Pewlett Hackard is moving in the right direction by investigating retirement eligibility. So far, it can be observed that there are 72,458 employees eligible to retire. Although we have organized the potentially retiring employees by title, it is also important to determine which departments each of the employees are in as well. This will allow each department to develop specific plans for when their employees retire. The mentorship eligibility should also include department so mentors can be matched to new hires in that department.
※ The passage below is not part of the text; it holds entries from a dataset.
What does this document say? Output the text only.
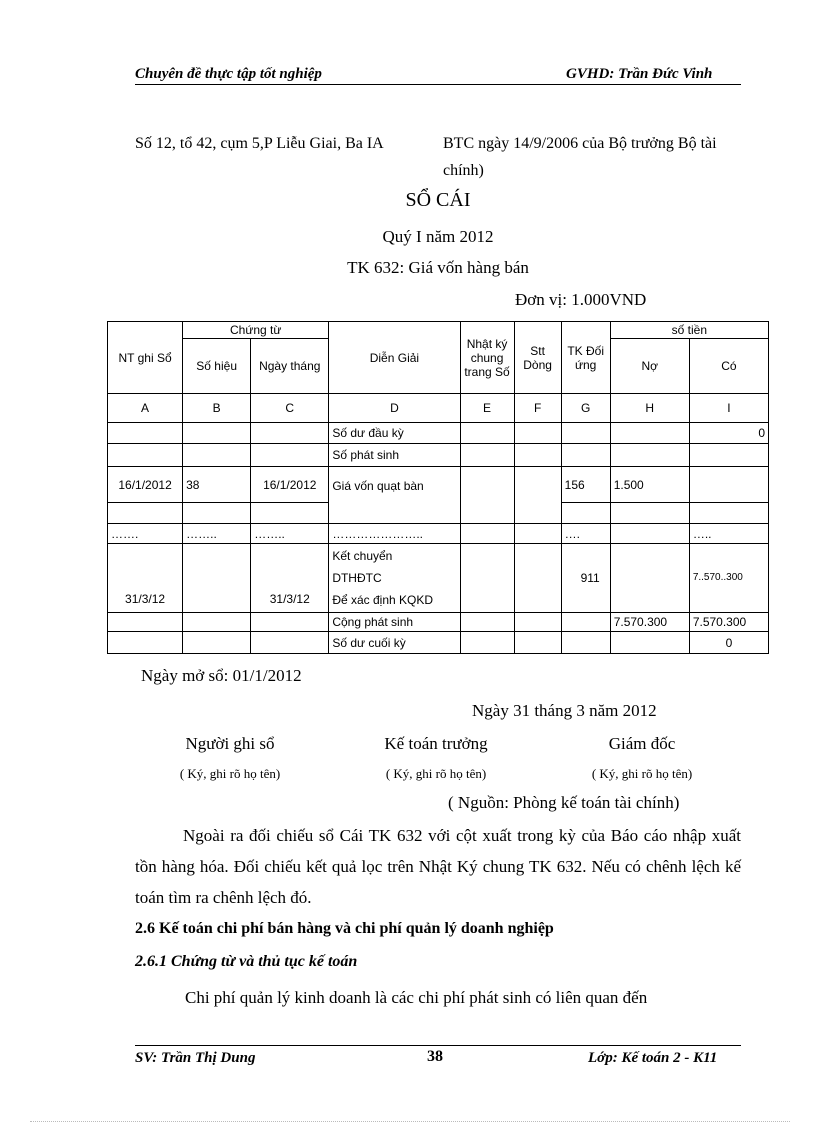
Chuyên đề thực tập tốt nghiệp	GVHD: Trần Đức Vinh
Số 12, tổ 42, cụm 5,P Liễu Giai, Ba IA	BTC ngày 14/9/2006 của Bộ trưởng Bộ tài
chính)
SỔ CÁI
Quý I năm 2012
TK 632: Giá vốn hàng bán
Đơn vị: 1.000VND
NT ghi Sổ	Chứng từ		Diễn Giải	Nhật ký chung trang Số	Stt Dòng	TK Đối ứng	số tiền	
	Số hiệu	Ngày tháng					Nợ	Có
A	B	C	D	E	F	G	H	I
			Số dư đầu kỳ					0
			Số phát sinh					
16/1/2012	38	16/1/2012	Giá vốn quạt bàn			156	1.500	

…….	……..	……..	…………………..			….		…..
31/3/12		31/3/12	Kết chuyển
DTHĐTC
Để xác định KQKD			911		7..570..300
			Cộng phát sinh				7.570.300	7.570.300
			Số dư cuối kỳ					0
Ngày mở sổ: 01/1/2012
Ngày 31 tháng 3 năm 2012
Người ghi sổ	Kế toán trưởng	Giám đốc
( Ký, ghi rõ họ tên)	( Ký, ghi rõ họ tên)	( Ký, ghi rõ họ tên)
( Nguồn: Phòng kế toán tài chính)
Ngoài ra đối chiếu sổ Cái TK 632 với cột xuất trong kỳ của Báo cáo nhập xuất tồn hàng hóa. Đối chiếu kết quả lọc trên Nhật Ký chung TK 632. Nếu có chênh lệch kế toán tìm ra chênh lệch đó.
2.6 Kế toán chi phí bán hàng và chi phí quản lý doanh nghiệp
2.6.1 Chứng từ và thủ tục kế toán
Chi phí quản lý kinh doanh là các chi phí phát sinh có liên quan đến
SV: Trần Thị Dung	38	Lớp: Kế toán 2 - K11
The retirement information from retiring_employees_byTitle can be joined with an innner join on the dept_emp and departments tables to update retiring_employees_byTitle to include departments as well. I would suggest joining with dept_emp on emp_no and with departments on dept_no. The ERD will help with identifying the relationships between the tables. The new query will then need to be eliminated of duplicates, and each employee retirement data can be filtered into their own table based on department.
The task of filtering the tables based on department can be performed like previously performed to look at sales_info:
Finally, I would suggest reaching out to the HR department. While investigating the titles of each employee, it was observed that even though employees were promoted to higher positions such as senior engineer, the salary did not change with the changing position. This is unusual for a promotion and needs to be investigated since there may be issues with the original dataset.